The seismic activity, caused by magma shifting beneath the Earth's crust, prompted authorities to take swift action. Grindavik, located about 40 kilometers southwest of Reykjavik, is in close proximity to the Svartsengi geothermal plant, a crucial supplier of electricity and water to 30,000 residents on the Reykjanes peninsula, along with a freshwater reservoir.
Vidir Reynisson, head of Iceland's Civil Protection and Emergency Management, expressed serious concerns about the town's houses and infrastructure. The magma is currently at a shallow depth, indicating an eruption could occur within hours or, at the latest, within days.
The anticipated scenario involves a fissure opening in the ground near Grindavik, with a potential length of about 15 kilometers. Reynisson noted that an eruption could happen anywhere along this fissure. While the most likely scenario is a ground eruption near Grindavik, the possibility of an eruption on the ocean floor, leading to a significant ash cloud, cannot be ruled out.
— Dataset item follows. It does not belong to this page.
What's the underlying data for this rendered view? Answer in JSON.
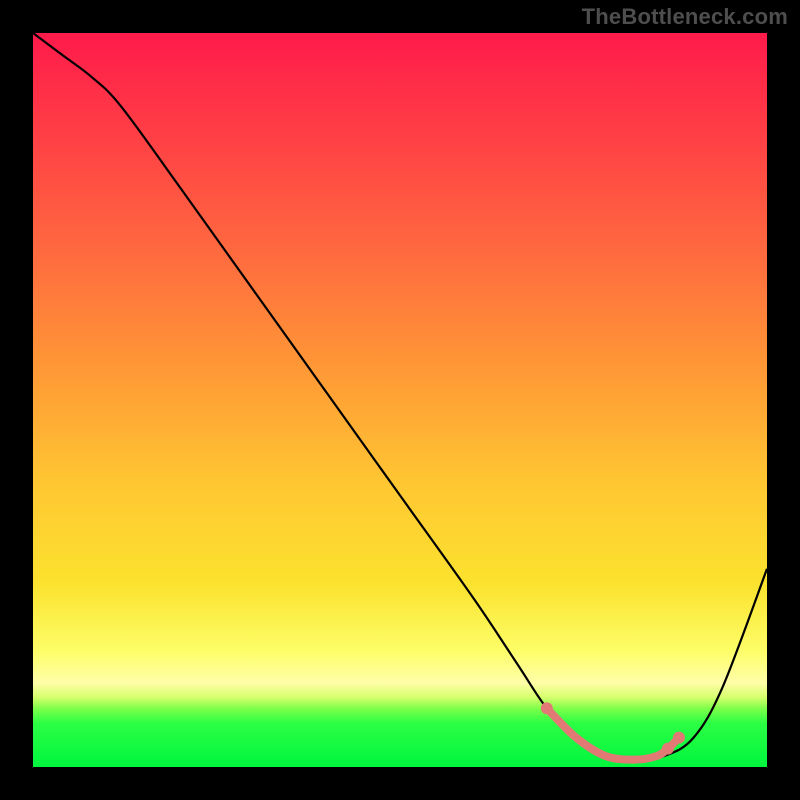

The seismic activity has already resulted in damage to roads and buildings in Grindavik and its surroundings. The Blue Lagoon geothermal spa resort, a renowned tourist destination in close proximity, closed as a precaution earlier in the week.
Iceland, known for its 33 active volcanic systems, declared a state of emergency and ordered the mandatory evacuation of Grindavik. The Reykjanes peninsula has experienced three eruptions in recent years, all occurring away from populated areas. The new cycle of increased volcanic activity is anticipated to persist for several decades or even centuries, according to volcanologists.